Il titolo è azzeccatissimo: potrebbe essere anche “Ho voglia di caffè / cappuccino / latte e nesquik“, o qualsiasi altra roba che ricordi la prima colazione, perché dopo un film soporifero come questo, è l’unica cosa che ti vien voglia di fare. Oltre che firmare una petizione per comprare un polmone d’acciaio a Riccardo Scamorza Marcia, che anziché recitare rantola come un ottuagenario colpito da edema. Per non parlare di Laura Chiattona, il cui talento interpetativo è fermo ai tempi (morti) dello spot Vodafone in cui sposava Muccino (povera Laura, dalla padella alla brace). Katy Saunders (bella l’idea di fregare il nome d’arte ad una drag-queen da cavalcavia), l’avevo già definita da qualche parte “meno espressiva di un comodino”, e confermo.

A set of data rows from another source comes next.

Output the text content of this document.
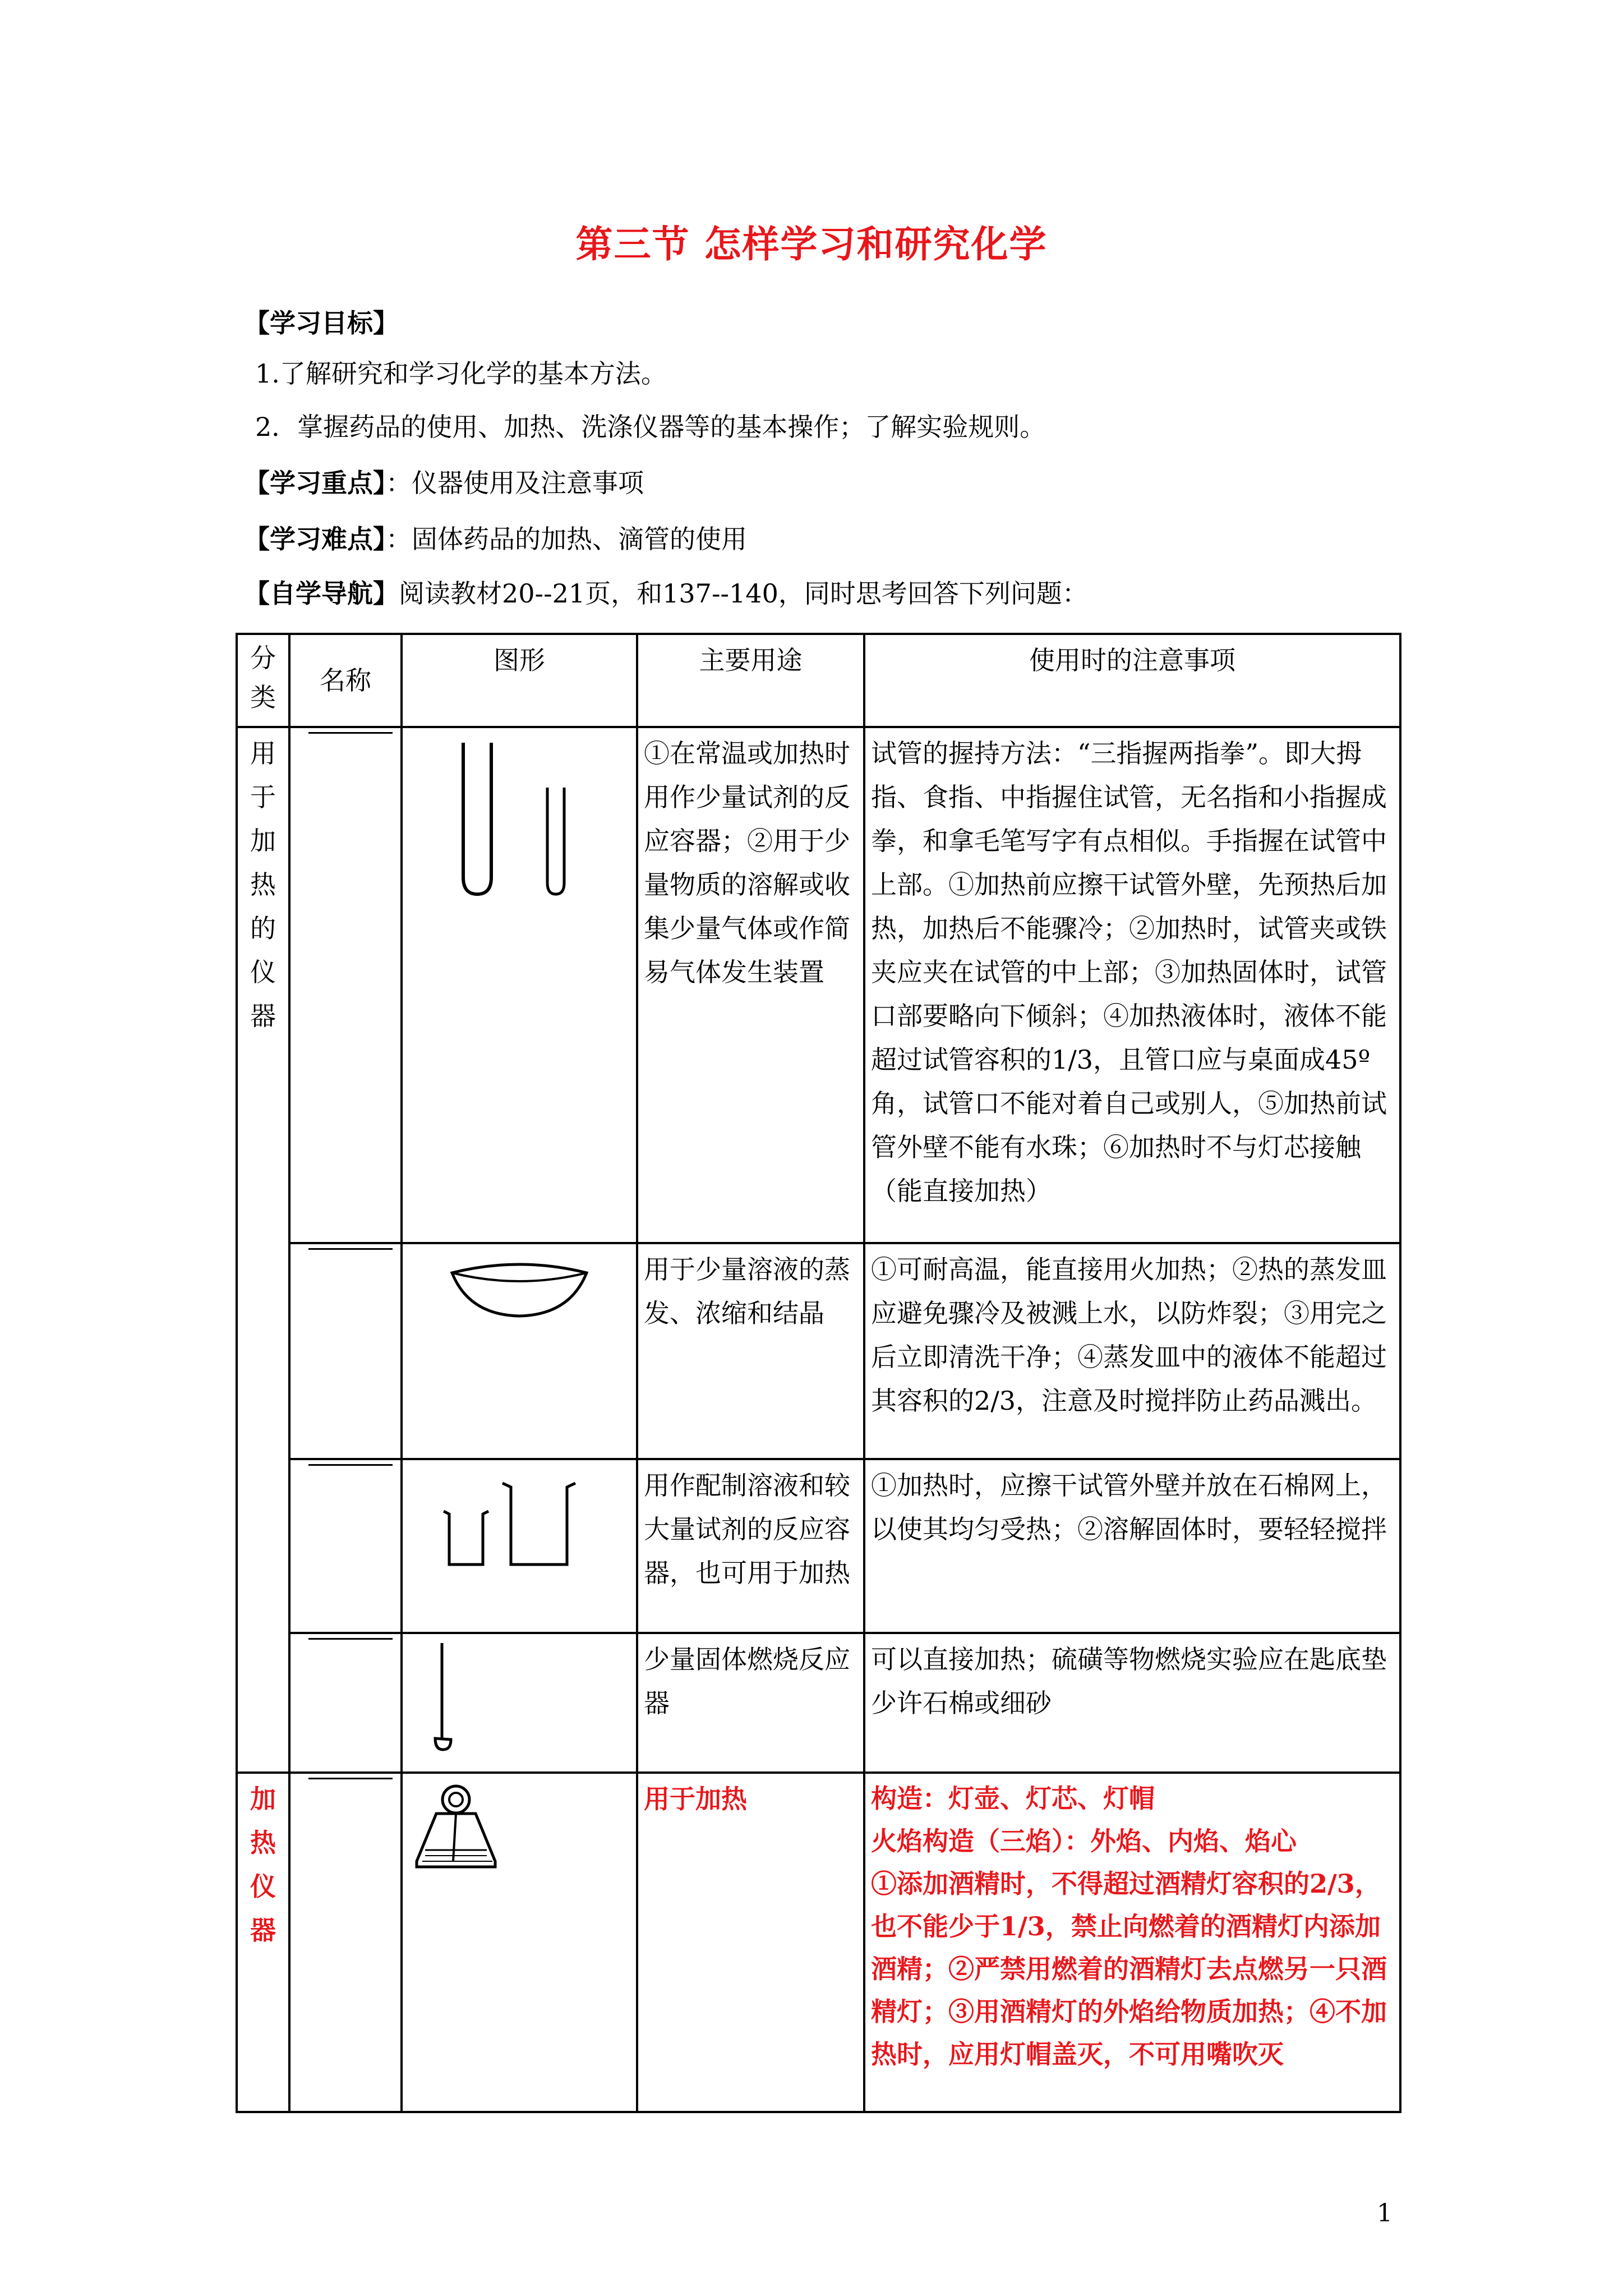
第三节 怎样学习和研究化学
【学习目标】
1.了解研究和学习化学的基本方法。
2．掌握药品的使用、加热、洗涤仪器等的基本操作；了解实验规则。
【学习重点】：仪器使用及注意事项
【学习难点】：固体药品的加热、滴管的使用
【自学导航】阅读教材20--21页，和137--140，同时思考回答下列问题：
分类	名称	图形	主要用途	使用时的注意事项
用于加热的仪器			①在常温或加热时用作少量试剂的反应容器；②用于少量物质的溶解或收集少量气体或作简易气体发生装置	试管的握持方法：“三指握两指拳”。即大拇指、食指、中指握住试管，无名指和小指握成拳，和拿毛笔写字有点相似。手指握在试管中上部。①加热前应擦干试管外壁，先预热后加热，加热后不能骤冷；②加热时，试管夹或铁夹应夹在试管的中上部；③加热固体时，试管口部要略向下倾斜；④加热液体时，液体不能超过试管容积的1/3，且管口应与桌面成45º角，试管口不能对着自己或别人，⑤加热前试管外壁不能有水珠；⑥加热时不与灯芯接触 （能直接加热）

		用于少量溶液的蒸发、浓缩和结晶	①可耐高温，能直接用火加热；②热的蒸发皿应避免骤冷及被溅上水，以防炸裂；③用完之后立即清洗干净；④蒸发皿中的液体不能超过其容积的2/3，注意及时搅拌防止药品溅出。

		用作配制溶液和较大量试剂的反应容器，也可用于加热	①加热时，应擦干试管外壁并放在石棉网上，以使其均匀受热；②溶解固体时，要轻轻搅拌

		少量固体燃烧反应器	可以直接加热；硫磺等物燃烧实验应在匙底垫少许石棉或细砂
加热仪器			用于加热	构造：灯壶、灯芯、灯帽
火焰构造（三焰）：外焰、内焰、焰心
①添加酒精时，不得超过酒精灯容积的2/3，也不能少于1/3，禁止向燃着的酒精灯内添加酒精；②严禁用燃着的酒精灯去点燃另一只酒精灯；③用酒精灯的外焰给物质加热；④不加热时，应用灯帽盖灭，不可用嘴吹灭
1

Io di questo film ammetto che non ho capito molto. Più o meno succedono quese cose: Step (Riccardo Scamorza Marcia) cammina per strada, Gin (Laura Chiattona) si innamora di un lampione. Step corre in moto, Gin si invaghisce di un tappeto persiano. Step fa a cazzotti, Gin tenta di sedurre una lampada alogena. Step va a una festa, Gin dedica una serenata a una Libreria Billy. Step legge un diario, Gin ha un’infatuazione per un vaso cinese. Colpo di scena finale: Babi (Katy Saunders) fa sesso con Step, ma capisce che Step non è poi così bravo. Quelle di “trentatrè centimetri sopra il cielo” erano tutte vaccate. Babi si fidanza con un venditore di aspirapolveri porta a porta. Colpo di scena finale 2: Step, umiliato e offeso, decide di ripiegare sull’onnipresente Gin, la quale aveva appena interrotto la relazione con un forno a microonde.